Your next question comes from the line of Shahriar Pourreza from Guggenheim Partners.
It's actually James for Shar. Just a quick follow-up. I just want to come back to some of Ramsey's comments on showing more detail. Can you give us any more color on what you expect to be able to provide with regards to guidance on the 4Q coal? Would it be revenue and expense save points? Or will it just be the cash from ops like to sell this year?
Yes, I'm sorry, I didn't hear that very well.
So you had indicated that you will be able to give some more guidance on the 4Q call. I guess, can you just give us any more color on what you expect to be able to provide? Is it just another year of cash from ops? Is it revenue and expense data points? Just how are you thinking about updating us with the next cycle?
I think there's two points on this.

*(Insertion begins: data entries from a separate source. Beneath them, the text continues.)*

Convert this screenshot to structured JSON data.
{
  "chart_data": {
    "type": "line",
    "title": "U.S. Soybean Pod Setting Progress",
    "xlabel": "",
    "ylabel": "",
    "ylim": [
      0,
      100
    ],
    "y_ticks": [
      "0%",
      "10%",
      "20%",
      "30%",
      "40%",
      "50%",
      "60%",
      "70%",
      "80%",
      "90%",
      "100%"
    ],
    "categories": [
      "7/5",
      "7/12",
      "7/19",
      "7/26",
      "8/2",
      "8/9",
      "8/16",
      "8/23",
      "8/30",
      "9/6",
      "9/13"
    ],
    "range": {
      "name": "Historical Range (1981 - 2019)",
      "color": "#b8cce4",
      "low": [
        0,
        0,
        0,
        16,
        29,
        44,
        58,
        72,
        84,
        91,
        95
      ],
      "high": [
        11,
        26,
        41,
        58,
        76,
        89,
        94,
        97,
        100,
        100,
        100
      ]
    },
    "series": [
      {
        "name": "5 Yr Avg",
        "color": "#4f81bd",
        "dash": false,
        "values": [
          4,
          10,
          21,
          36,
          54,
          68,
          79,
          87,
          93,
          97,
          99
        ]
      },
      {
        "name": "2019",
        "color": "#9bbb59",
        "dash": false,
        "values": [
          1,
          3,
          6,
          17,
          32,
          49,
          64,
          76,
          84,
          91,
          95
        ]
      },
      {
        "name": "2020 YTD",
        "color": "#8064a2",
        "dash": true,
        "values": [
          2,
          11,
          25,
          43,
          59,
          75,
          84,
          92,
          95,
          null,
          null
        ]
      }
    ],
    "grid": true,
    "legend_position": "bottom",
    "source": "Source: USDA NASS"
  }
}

I know that I have engaged our analyst community with more qualitative feedback than hard forecasts. I think at the early stage, the development of our business, we rely on a handful of major contracts as we get moving. I think because of the variability in start timings the work that's involved in early stage, it is a bit difficult to stick to a prediction on future earnings or future revenue. That being said, I'd like to engage that for 2024. I think on the Q4 call, we'll look to do that. But the preference has been really to focus on cash because I think that accounting treatment for some of the work that we do skews the numbers a little bit. And that's why you'll notice that, as I discussed, I think with Marc Bianchi's question, as I discuss what Q4 looks like are really focused on cash. And I think that's what's important for us now, cash management, conservative cash management being responsible to our investors and bringing cash in from contracts. And so it's likely I'll stick with a strong cash view as I engage the analyst community, but I'd like to help people build out their models and build a proper GAAP revenue model as well. So we'll be doing both. But my focus really is on the cash management and cash flow.

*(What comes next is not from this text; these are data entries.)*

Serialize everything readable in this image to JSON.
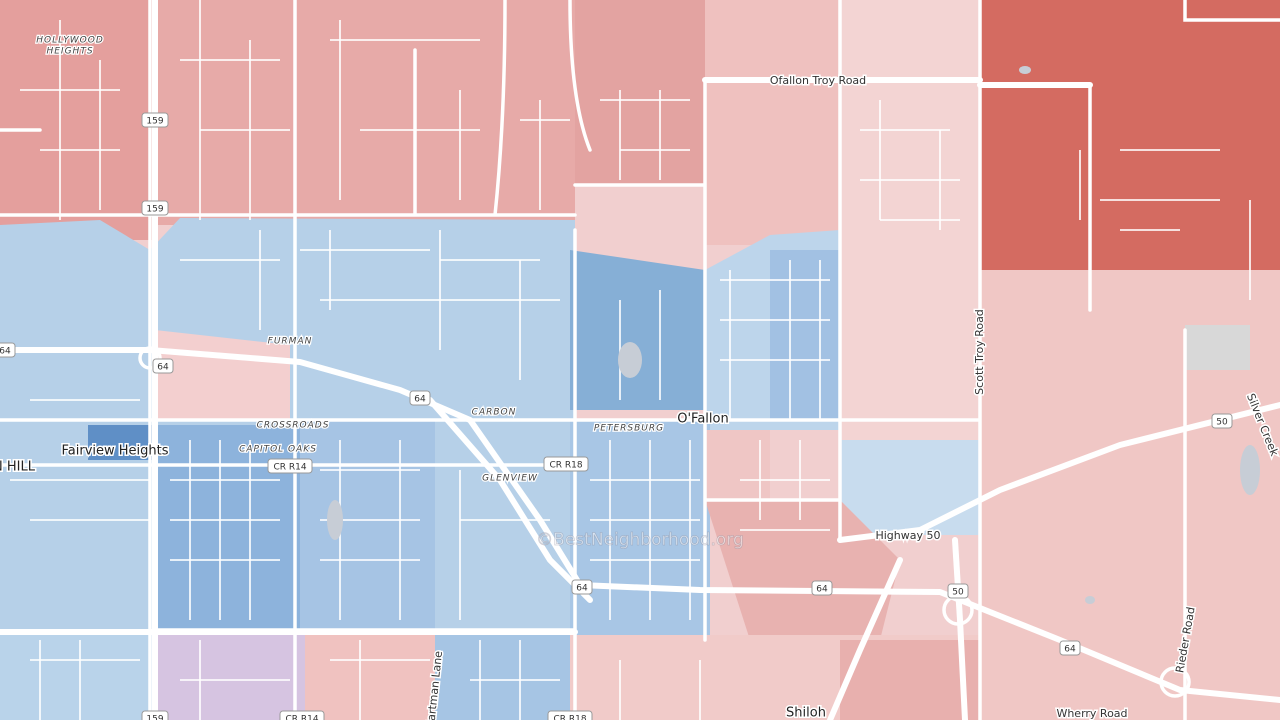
{
  "map": {
    "neighborhoods": [
      "HOLLYWOOD",
      "HEIGHTS",
      "FURMAN",
      "CARBON",
      "CROSSROADS",
      "CAPITOL OAKS",
      "PETERSBURG",
      "GLENVIEW"
    ],
    "places": [
      "O'Fallon",
      "Fairview Heights",
      "N HILL",
      "Shiloh"
    ],
    "roads": [
      "Ofallon Troy Road",
      "Highway 50",
      "Wherry Road",
      "Scott Troy Road",
      "Rieder Road",
      "Hartman Lane",
      "Silver Creek"
    ],
    "shields": [
      "159",
      "159",
      "159",
      "64",
      "64",
      "64",
      "64",
      "64",
      "64",
      "50",
      "50",
      "CR R14",
      "CR R14",
      "CR R18",
      "CR R18"
    ],
    "watermark": "©BestNeighborhood.org"
  }
}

Thank you. And that is all the time we do have today for Q&A. I will now turn the call back over to NuScale CEO, John Hopkins, for final comments. John?
Yes. Thank you, operator. Again, as we stated before, NuScale, we believe, is well positioned, and we are a first mover in the SMR space. We are opposed poised to commercialize and deliver clean energy at scale, and our technology is essential to powering a global energy transition and we believe we are at the forefront of that effort, and we will work to deliver a safe, scalable and reliable carbon-free nuclear power going forward. So I do appreciate everybody's time. Thank you.
Thank you. And this does conclude today's conference call. You may now disconnect. Have a great day.